Deep subroutine use causes cudaError_enum?

Hi all-

I have been successfully running and developing code, but now have hit a road block. As I have added more code, my .cu file is about 2,900 lines now, I am now getting the following runtime error:

First-chance exception at 0x7c812afb in SNEAK.exe: Microsoft C++ exception: cudaError_enum at memory location 0x0117eca4…

The code does run in emulation mode fine, and I have a good bit of ‘printf’ type logging of its operation in that mode.

To debug I have been commenting out or bypassing subroutines and can get it to run (without the correct results of course). In one case, I found that a certain routine was a problem. I changed this subroutine that set two float3 values from their pointers and returned a true/false value into one that returns a struct containing the two float3 values and a Bool, and then the runtime would continue beyond this point.

However, it then seems to then have a similar problem at another subroutine, in this case it has about 12 arguments.

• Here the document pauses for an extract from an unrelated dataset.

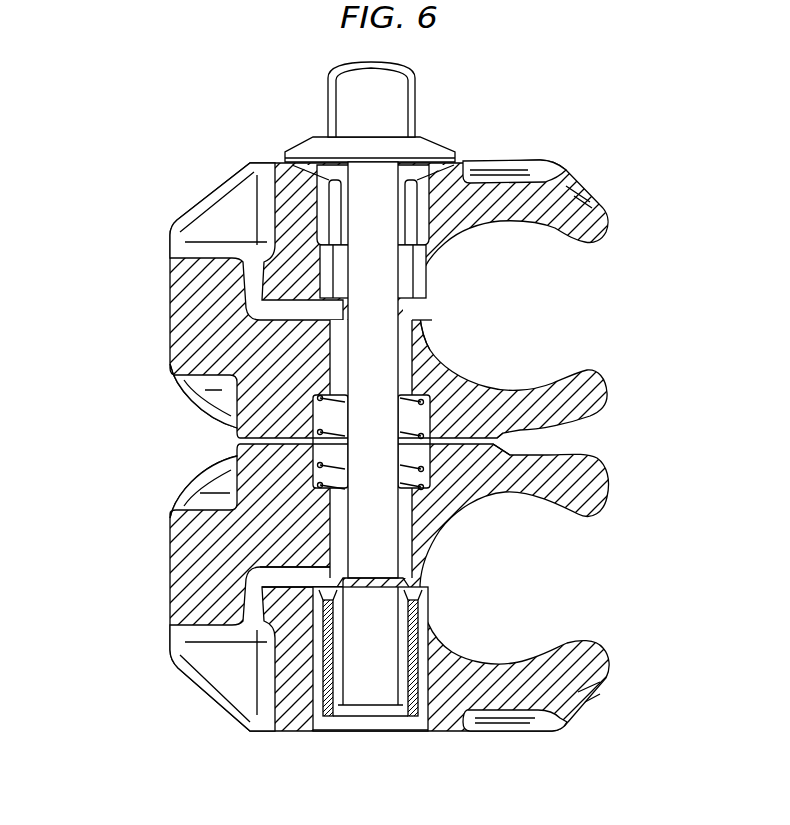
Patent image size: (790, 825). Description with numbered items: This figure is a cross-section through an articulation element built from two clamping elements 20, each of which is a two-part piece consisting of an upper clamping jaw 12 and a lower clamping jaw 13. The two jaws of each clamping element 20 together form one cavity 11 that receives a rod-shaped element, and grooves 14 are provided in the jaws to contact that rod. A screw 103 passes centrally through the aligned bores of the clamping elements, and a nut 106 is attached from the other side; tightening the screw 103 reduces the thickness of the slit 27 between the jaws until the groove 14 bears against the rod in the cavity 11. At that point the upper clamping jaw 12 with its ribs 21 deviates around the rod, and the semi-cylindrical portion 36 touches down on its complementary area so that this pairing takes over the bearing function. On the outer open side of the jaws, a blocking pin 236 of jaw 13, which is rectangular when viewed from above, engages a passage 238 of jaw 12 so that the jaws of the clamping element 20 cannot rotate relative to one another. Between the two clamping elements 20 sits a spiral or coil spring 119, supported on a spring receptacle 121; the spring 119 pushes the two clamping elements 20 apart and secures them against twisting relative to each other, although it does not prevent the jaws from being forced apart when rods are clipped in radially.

Putting a ‘return’ right at this routine’s entry point doesn’t help …

… so I am wondering if I am running into a capability limit of some type. The kernel in question has the following parameters:

1>ptxas info : Used 60 registers, 864+288 bytes lmem, 64+52 bytes smem, 204 bytes cmem[1]

and my specs:
8800 GTS 640MB RAM
WinXP
CUDA 2.1
Visual Studio 2005 Pro

Thanks for any comment on this!

To add: but if i instead comment out the subroutine call entirely, instead of instantly returning within the routine, the code execution does proceed.

So this really seems like some capability limit. I know that CUDA inlines subroutines, so do I just have too much code???

CUDA 2.1 is almost a year old at this point–can you see if the issue reproduces in 3.0?

I did try version 2.3 and had the same problem, will try 3.0 now …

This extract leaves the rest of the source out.